Pragmatism is changing that, he says.
“The attitude of people today is quite different,” he says, because many of the 45 bat species in the United States feast on insects. “People are recognizing the role bats play in the environment.”
Mr. Kunz has been studying agricultural regions in Texas and the role bats play within the ecosystem. Bats that feed on fruit help disperse seeds and maintain forests, while nectar-eating bats play a role in pollination for various plant species, he says.
Migration has been one of the biggest topics bat researchers have had trouble exploring.
“You tag a bat and capture it someplace else, but you don’t know when it goes or how it goes,” Mr. Kunz says.
He is working with Doppler radar technology to help understand migration patterns.
“On a clear night, we can pick up bats,” he says of the 150 or so Doppler devices around the country.
“We’ve learned something about how bats disperse from caves at night,” he says, adding that because Mexico does not use Doppler systems, his research comes to a halt at the border. “We can pick them up as they emerge in the atmosphere. Just recently, we learned we can track them to agricultural regions, whether it’s cotton or corn.”
This summer, he also will be conducting research using radio tracking devices affixed to some of the bats.
The bats’ bodies may be about the size of a human thumb and weigh about 12 grams, but the transmitters are tiny enough to have no effect on the bats’ flight plans. A suitable transmitter must be less than 5 percent of the bat’s body weight, Mr. Kunz says.

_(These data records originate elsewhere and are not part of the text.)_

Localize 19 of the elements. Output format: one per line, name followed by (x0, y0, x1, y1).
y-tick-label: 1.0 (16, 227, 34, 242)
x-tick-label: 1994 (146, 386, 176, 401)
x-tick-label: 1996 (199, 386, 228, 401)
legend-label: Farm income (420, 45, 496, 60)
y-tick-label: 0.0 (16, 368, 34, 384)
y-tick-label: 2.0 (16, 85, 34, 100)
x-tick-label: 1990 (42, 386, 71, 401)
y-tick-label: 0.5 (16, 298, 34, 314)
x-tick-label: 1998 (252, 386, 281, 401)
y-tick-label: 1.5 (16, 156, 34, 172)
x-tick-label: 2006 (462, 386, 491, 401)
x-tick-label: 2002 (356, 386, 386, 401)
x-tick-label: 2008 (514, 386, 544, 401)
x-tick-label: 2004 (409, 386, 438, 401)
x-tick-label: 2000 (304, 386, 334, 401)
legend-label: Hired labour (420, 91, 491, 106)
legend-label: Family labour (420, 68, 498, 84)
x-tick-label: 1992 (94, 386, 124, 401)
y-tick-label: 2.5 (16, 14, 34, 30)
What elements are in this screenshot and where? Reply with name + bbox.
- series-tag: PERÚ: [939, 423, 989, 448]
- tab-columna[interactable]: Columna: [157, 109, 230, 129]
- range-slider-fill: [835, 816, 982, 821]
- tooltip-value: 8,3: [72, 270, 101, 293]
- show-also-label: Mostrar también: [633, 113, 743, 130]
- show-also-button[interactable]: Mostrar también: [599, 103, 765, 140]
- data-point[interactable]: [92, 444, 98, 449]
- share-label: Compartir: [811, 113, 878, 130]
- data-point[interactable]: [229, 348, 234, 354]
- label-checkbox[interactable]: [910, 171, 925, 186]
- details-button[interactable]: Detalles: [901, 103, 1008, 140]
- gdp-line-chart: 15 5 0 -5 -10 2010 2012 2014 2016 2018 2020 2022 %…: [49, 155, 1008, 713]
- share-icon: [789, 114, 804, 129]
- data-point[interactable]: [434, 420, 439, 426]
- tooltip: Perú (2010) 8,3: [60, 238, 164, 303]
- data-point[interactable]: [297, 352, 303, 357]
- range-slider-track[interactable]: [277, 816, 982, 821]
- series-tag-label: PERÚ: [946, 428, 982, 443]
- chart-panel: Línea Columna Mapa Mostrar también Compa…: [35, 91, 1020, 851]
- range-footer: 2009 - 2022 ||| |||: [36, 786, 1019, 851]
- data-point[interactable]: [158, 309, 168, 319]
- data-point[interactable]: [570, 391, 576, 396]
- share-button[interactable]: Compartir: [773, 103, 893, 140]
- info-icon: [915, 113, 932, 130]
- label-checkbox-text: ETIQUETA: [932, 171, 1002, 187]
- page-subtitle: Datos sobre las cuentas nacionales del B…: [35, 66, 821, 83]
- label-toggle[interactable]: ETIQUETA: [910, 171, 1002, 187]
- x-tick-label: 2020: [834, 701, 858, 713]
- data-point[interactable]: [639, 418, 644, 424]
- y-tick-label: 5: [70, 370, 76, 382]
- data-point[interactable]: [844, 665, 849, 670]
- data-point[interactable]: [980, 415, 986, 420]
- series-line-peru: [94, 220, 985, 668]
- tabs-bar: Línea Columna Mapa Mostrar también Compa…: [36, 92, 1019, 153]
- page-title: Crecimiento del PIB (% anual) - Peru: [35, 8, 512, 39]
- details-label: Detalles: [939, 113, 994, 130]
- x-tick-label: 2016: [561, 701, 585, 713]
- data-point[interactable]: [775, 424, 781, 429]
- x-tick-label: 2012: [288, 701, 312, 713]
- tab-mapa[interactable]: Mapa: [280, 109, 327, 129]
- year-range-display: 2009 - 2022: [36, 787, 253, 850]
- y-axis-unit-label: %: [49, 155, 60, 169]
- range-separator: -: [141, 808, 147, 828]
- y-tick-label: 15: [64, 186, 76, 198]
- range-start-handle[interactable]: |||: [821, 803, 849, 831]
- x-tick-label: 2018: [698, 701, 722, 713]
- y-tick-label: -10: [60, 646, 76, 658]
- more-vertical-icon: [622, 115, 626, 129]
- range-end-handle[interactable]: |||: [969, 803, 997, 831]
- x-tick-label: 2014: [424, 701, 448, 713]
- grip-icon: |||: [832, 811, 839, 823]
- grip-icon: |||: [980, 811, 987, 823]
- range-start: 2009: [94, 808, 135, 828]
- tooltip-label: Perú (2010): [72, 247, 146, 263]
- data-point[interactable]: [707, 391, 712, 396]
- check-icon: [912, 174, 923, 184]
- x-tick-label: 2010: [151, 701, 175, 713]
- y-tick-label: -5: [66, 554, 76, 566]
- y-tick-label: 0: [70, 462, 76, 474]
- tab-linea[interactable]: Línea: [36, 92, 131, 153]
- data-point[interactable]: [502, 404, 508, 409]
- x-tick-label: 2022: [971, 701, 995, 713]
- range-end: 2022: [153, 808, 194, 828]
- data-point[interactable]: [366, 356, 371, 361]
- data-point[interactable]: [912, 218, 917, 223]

Ms. Moss and her fellow bat researchers are doing more than informing the public about a fascinating creature. Their work is beneficial to humans in a number of ways.
Allyson Walsh, director of the Lubee Bat Conservancy in Gainesville, Fla., says she is working with researchers at Brown University and the Massachusetts Institute of Technology to study bats’ flight behavior for the Air Force.
“We are looking at the flexible wings of bats [to determine] how to design flexible wings [for] aircraft for navigating urban canyons,” Ms. Walsh says. “We’re just beginning to understand the aerodynamics of having flexible wings.”
Ms. Walsh cites another project in which chemicals exuded by some bats are being studied for mosquito-repellent properties they may have. Some tropical bats exist around swarms of mosquitoes but don’t suffer from their bites, she says.
Barbara French, a science officer with Bat Conservation International in Austin, Texas, says bats have influenced technology to help the blind and soon may offer comfort for stroke sufferers.
Some canes for the blind feature echolocation-like gadgets that emit ultrasonic sounds. The pulses are translated into tones, with different tones representing different objects, Ms. French says.
Another promising bat-inspired innovation involves treatment for stroke victims. Ms. French says medical researchers are testing a solution genetically engineered to mimic the protein in vampire bats to dissolve blood clots.
“It can be administered hours after the stroke occurs. Medicines they use today are not able to do that,” Ms. French says, adding that the treatment could be on the market shortly.